My foray into the 1960s-era skies did not last long. Somewhere in the middle of episode two of Pan Am, my husband left the activity due to frustrations with the historical in-accuracies. Myself, I have always been a believer that one can give artistic license to fictional narratives, but I too lost interest by the middle of episode three. Well, maybe I will come back to it sometime in the near future.

We have been watching a lot of Law & Order: Criminal Intent lately. The series I believe to be the third in the Dick Wolf catalog of police dramas has always been my favorite. Maybe not always, but when I gave the show just a little attention, I was slowly mesmerized by the intricate plot-lines and the idiosyncrasies of the lead character. From time to time, I am not certain if the peculiarities of Robert Goren are more Vincent D’Onofrio than fictional: while I think the actor is near genius, sometimes I do see that guy on the edge of sanity that he spectacularly portrayed in Full Metal Jacket, just a smarter, older version.

Happily I found a DVD at the video store the other day. CI is not the most popular of the L&O series and I did not expect to find it here in Switzerland, but low and behold there was “New York – Section criminelle” season 2 for only CHF 29.99. These early seasons are such a pleasure to watch, as the actors and writers are enjoying the development of the main characters and their relationships.

I believed the series held up even when the cast changes and additions began, although I did miss ADA Carver when he left. As the series progressed, it got so bogged down with the “will he or won’t he lost it” theme regarding Detective Goran and his family history of mental illness. The back-story never quite developed into a real story arc, but rather it always seemed like an easy emotional device used by the writers. Vincent D’Onofrio had the range to pull it off, it did push the boundaries of believability.

Television here in Switzerland is such an odd mixture of programming: unlike many other countries, the national networks often broadcast television in two languages, the original or V.O. and the dubbed version on different audio channels. Some U.S. television programs from the 1970s, like Starsky and Hutch and Charlie’s Angels are still rerun. Another common staple is Columbo. I never watched Columbo when it was first-run, but I do watch it occasionally these days.

There is no doubt in my mind that Detective Robert Goren is a direct descendant of Lieutenant Columbo. Columbo is the bumbling and disheveled detective, always under-estimated and continually dismissed by those he is investigating. He has his own mannerisms and habits, like wearing the overcoat that at least one time got him mistaken for a homeless person, and making references to his wife (who I imagine, while I have not seen most of the series’ episodes, is one of those TV characters who is often talked of but never seen).

The most obviously striking connection is the way both detectives make themselves a nuisance to the those they are investigating, repeatedly appearing at inopportune times to ask a few questions, touching and handling items to the frustration of their owners, just plain “getting in the way”. Both detectives have that uncanny knack of seizing upon the smallest facts that ultimately allow them to prove guilt. The format of each series, culminates in the confrontation, when both detectives break-down the guilty party to the point of confession by using their characters’ very convincing ability to read one’s psychology.

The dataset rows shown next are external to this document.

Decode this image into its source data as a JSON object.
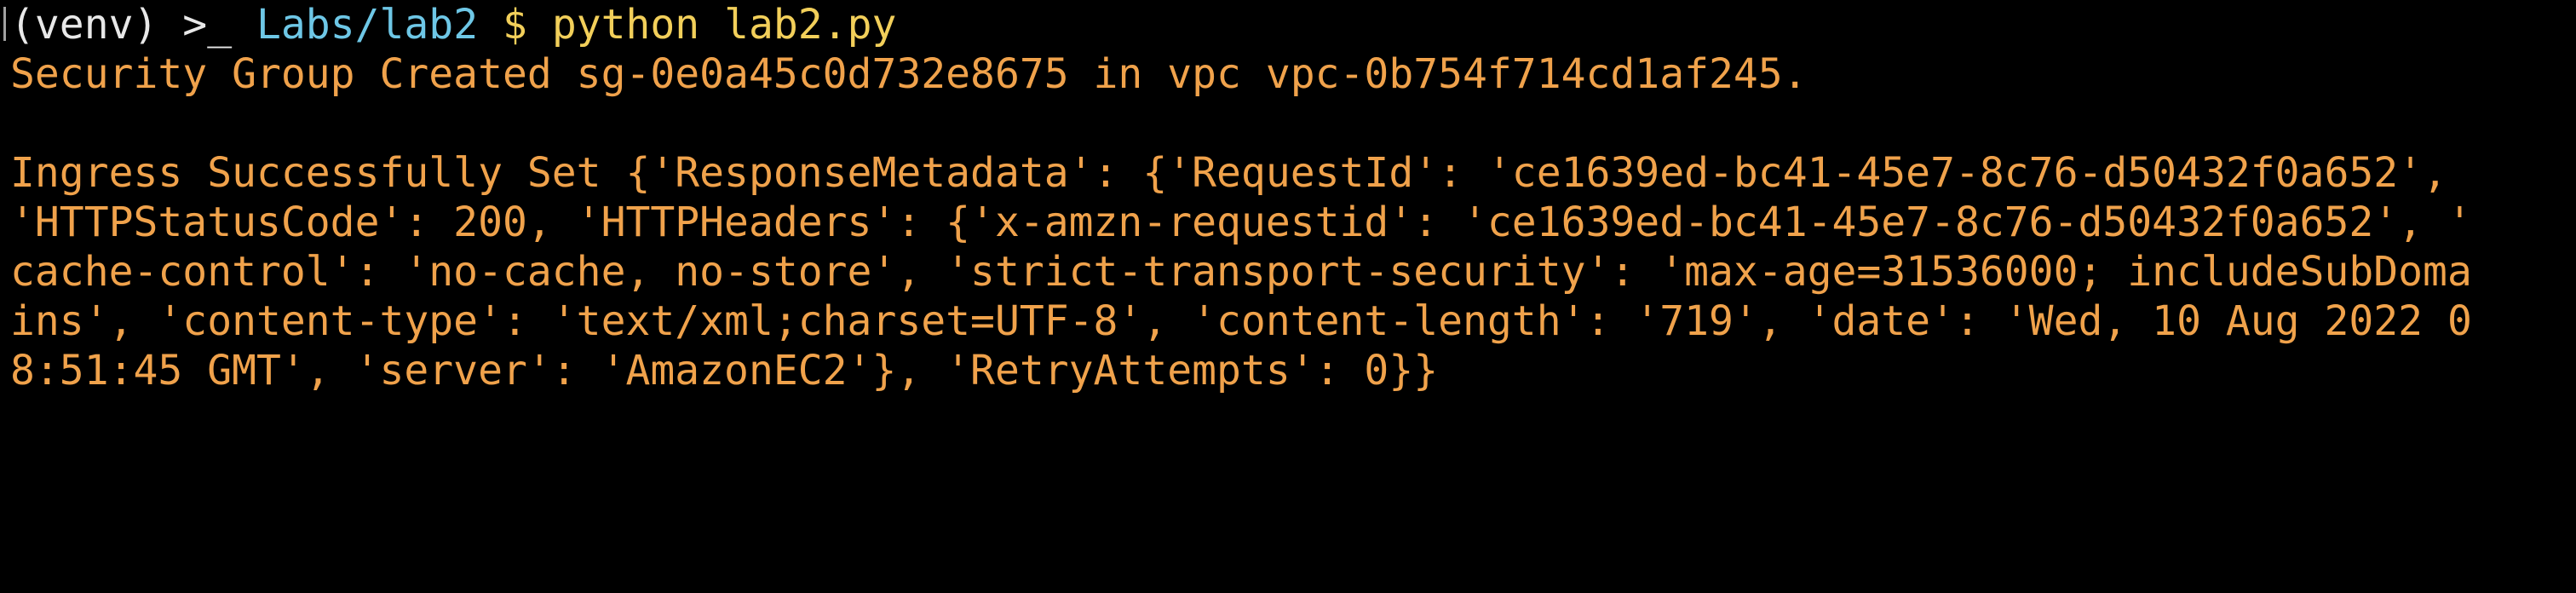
{
  "colors": {
    "background": "#000000",
    "prompt_text": "#e8e8e8",
    "path": "#6ec7e6",
    "command": "#f2cf5a",
    "output": "#f0a24b"
  },
  "prompt": {
    "venv": "(venv)",
    "symbol": ">_",
    "path": "Labs/lab2",
    "dollar": "$",
    "command": "python lab2.py"
  },
  "output_lines": [
    "Security Group Created sg-0e0a45c0d732e8675 in vpc vpc-0b754f714cd1af245.",
    "Ingress Successfully Set {'ResponseMetadata': {'RequestId': 'ce1639ed-bc41-45e7-8c76-d50432f0a652',",
    "'HTTPStatusCode': 200, 'HTTPHeaders': {'x-amzn-requestid': 'ce1639ed-bc41-45e7-8c76-d50432f0a652', '",
    "cache-control': 'no-cache, no-store', 'strict-transport-security': 'max-age=31536000; includeSubDoma",
    "ins', 'content-type': 'text/xml;charset=UTF-8', 'content-length': '719', 'date': 'Wed, 10 Aug 2022 0",
    "8:51:45 GMT', 'server': 'AmazonEC2'}, 'RetryAttempts': 0}}"
  ]
}
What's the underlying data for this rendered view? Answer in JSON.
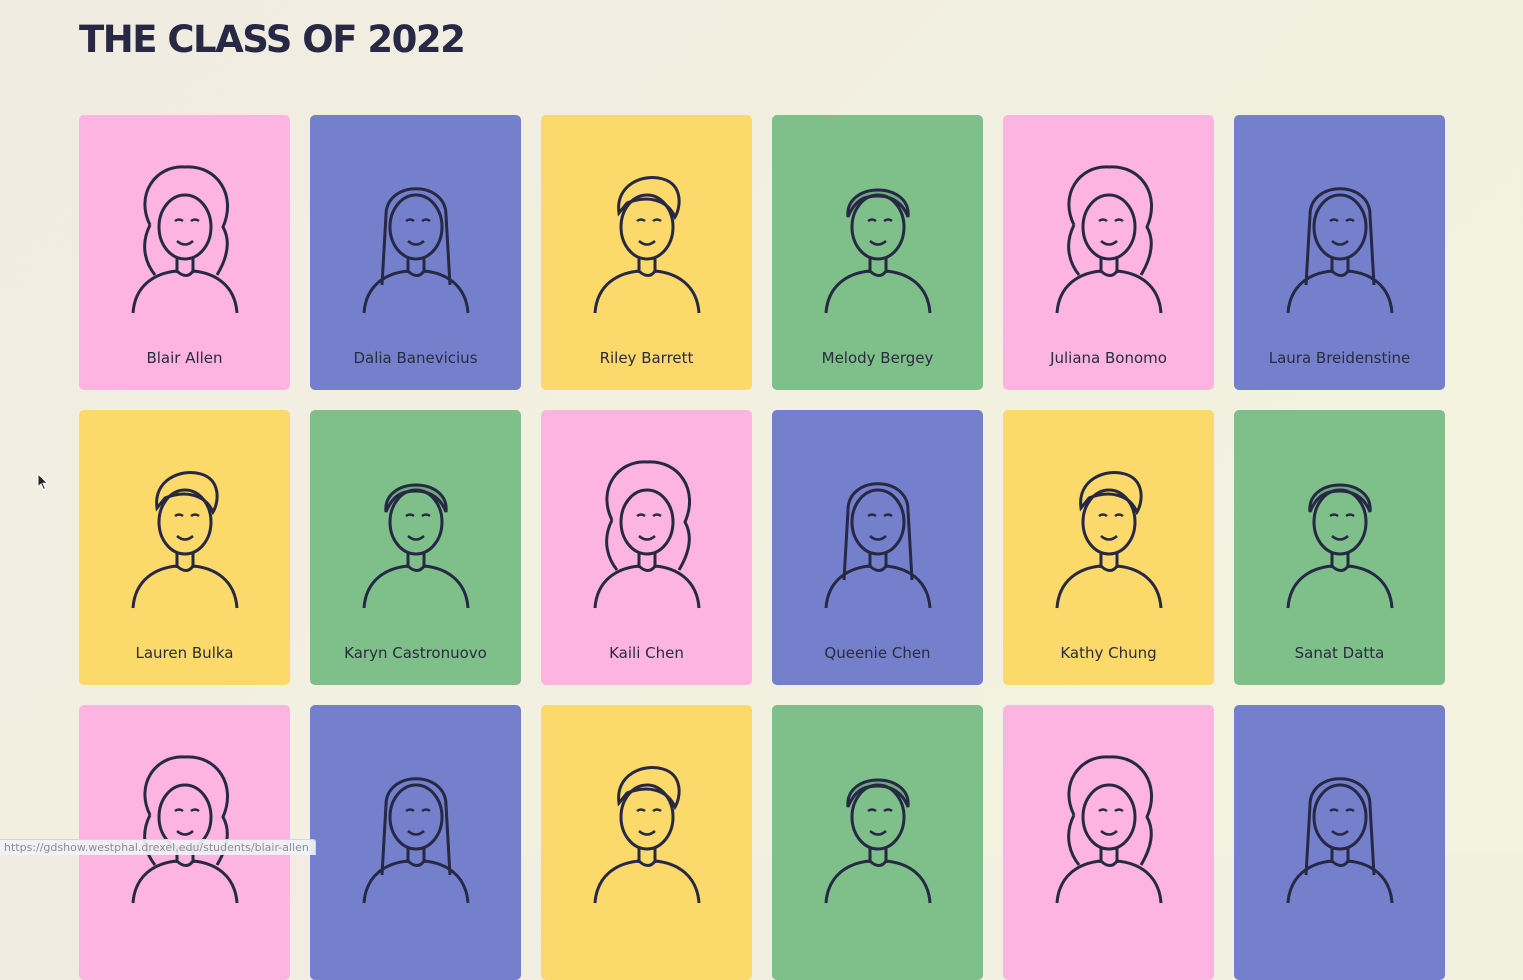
{
  "page": {
    "title": "THE CLASS OF 2022"
  },
  "colors": {
    "pink": "#fdb4e1",
    "blue": "#7480cb",
    "yellow": "#fbd96b",
    "green": "#7ebf8a",
    "ink": "#262844"
  },
  "students": [
    {
      "name": "Blair Allen",
      "color": "pink"
    },
    {
      "name": "Dalia Banevicius",
      "color": "blue"
    },
    {
      "name": "Riley Barrett",
      "color": "yellow"
    },
    {
      "name": "Melody Bergey",
      "color": "green"
    },
    {
      "name": "Juliana Bonomo",
      "color": "pink"
    },
    {
      "name": "Laura Breidenstine",
      "color": "blue"
    },
    {
      "name": "Lauren Bulka",
      "color": "yellow"
    },
    {
      "name": "Karyn Castronuovo",
      "color": "green"
    },
    {
      "name": "Kaili Chen",
      "color": "pink"
    },
    {
      "name": "Queenie Chen",
      "color": "blue"
    },
    {
      "name": "Kathy Chung",
      "color": "yellow"
    },
    {
      "name": "Sanat Datta",
      "color": "green"
    },
    {
      "name": "",
      "color": "pink"
    },
    {
      "name": "",
      "color": "blue"
    },
    {
      "name": "",
      "color": "yellow"
    },
    {
      "name": "",
      "color": "green"
    },
    {
      "name": "",
      "color": "pink"
    },
    {
      "name": "",
      "color": "blue"
    }
  ],
  "status_bar": {
    "url": "https://gdshow.westphal.drexel.edu/students/blair-allen"
  }
}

I am admittedly a child of pop culture and I enjoy watching the product of other children of my era who offer a nod to the programs we grew up with. In the best tradition of imitation as the sincerest form of flattery, I see Goren as a great homage to another great fictional, television character. When done right, the tribute elevates the original by enhanced recognition, and the product of that inspiration by adding another depth to an already layered character.